In a gentle subversion of both Kant’s restrictions and the contemporary disaffection toward the aesthetic, I undertake a journey into the paradoxical heart of Kant’s aesthetic judgments—each of which claims to be “universal” yet understands itself to be “subjective”—and into the spatial-temporal “void” that animates Serra’s process. My expedition reveals the porousness of the boundaries between participant and artwork, and the dispossession and re-constitution of self among subjects engaged in the aesthetic experience.
This journey demonstrates the vitality of Kant’s 18th century aesthetic categories by expanding the investigation of Serra’s work into areas that both a phenomenological interpretive framework and an art historical narrative overlook. Equally, the experience of Serra’s work brings Kant into the 21st century. It offers a palpable example of the capacity of art to evoke the sublime feeling, a capacity that Kant restricted to nature, and shows how a single work of art can evoke not simply one but both of these powerful aesthetic experiences.

The Serra sculpture in movement—or more precisely, in the context of my active temporal-spatial relationship with it—disorients and disturbs. It confounds not only my capacity to comprehend the limits of the form of an object, but also my capacity to exercise my own agency, leading to the sublime feeling. In the stillness of Kant’s “calm contemplation,” however, I no longer experience the installation’s bulges and hollows, layerings of shadow, and carvings out of space, as the activities of an overwhelming physical force. Stillness, even for a moment, allows me to step back and formulate a “form” from an experience that during movement had remained formless. I steal agency back from the sculpture, stepping away from the forced procession of the labyrinth. My mind-body focuses not on the unbounded space and time that the sculpture’s succession of panels compels me to endure, but on the bounded space and time that unfolds within the panels themselves. In this way, the elements of “The Matter of Time” have the capacity to lead double lives and to double the lives of their participants.

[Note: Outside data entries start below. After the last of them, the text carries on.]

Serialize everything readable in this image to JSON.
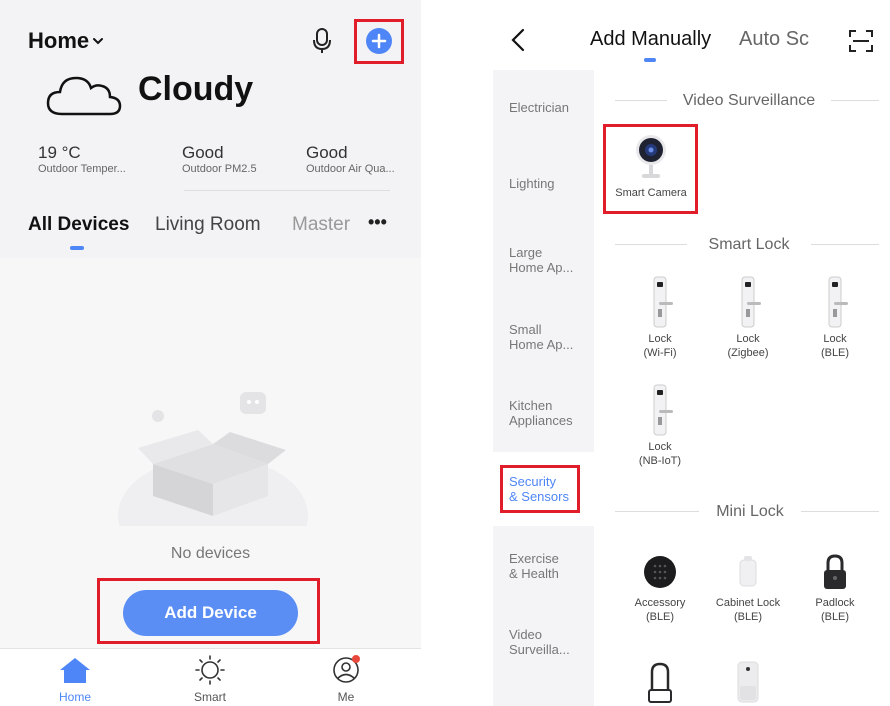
{
  "left": {
    "home_title": "Home",
    "weather": {
      "condition": "Cloudy"
    },
    "stats": [
      {
        "value": "19 °C",
        "label": "Outdoor Temper..."
      },
      {
        "value": "Good",
        "label": "Outdoor PM2.5"
      },
      {
        "value": "Good",
        "label": "Outdoor Air Qua..."
      }
    ],
    "tabs": [
      "All Devices",
      "Living Room",
      "Master"
    ],
    "more_label": "•••",
    "empty_text": "No devices",
    "add_button": "Add Device",
    "nav": [
      "Home",
      "Smart",
      "Me"
    ],
    "colors": {
      "accent": "#4f86f7",
      "highlight": "#e21d2a"
    }
  },
  "right": {
    "tabs": [
      "Add Manually",
      "Auto Sc"
    ],
    "categories": [
      "Electrician",
      "Lighting",
      "Large\nHome Ap...",
      "Small\nHome Ap...",
      "Kitchen\nAppliances",
      "Security\n& Sensors",
      "Exercise\n& Health",
      "Video\nSurveilla..."
    ],
    "sections": [
      {
        "title": "Video Surveillance",
        "devices": [
          "Smart Camera"
        ]
      },
      {
        "title": "Smart Lock",
        "devices": [
          "Lock\n(Wi-Fi)",
          "Lock\n(Zigbee)",
          "Lock\n(BLE)",
          "Lock\n(NB-IoT)"
        ]
      },
      {
        "title": "Mini Lock",
        "devices": [
          "Accessory\n(BLE)",
          "Cabinet Lock\n(BLE)",
          "Padlock\n(BLE)"
        ]
      }
    ]
  }
}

The final movement of my thesis suggests that the aesthetic space that unfolds in “The Matter of Time” is the space where the self—“I”—realizes its inevitable connection to others. That is, the desire to share the feeling—“this is beautiful” or “this is sublime”—takes me outside of my self and forces me to be both subjective and universal at the same time. This seems an impossible space in which to be, were it not the only place where any “I” am truly “myself.”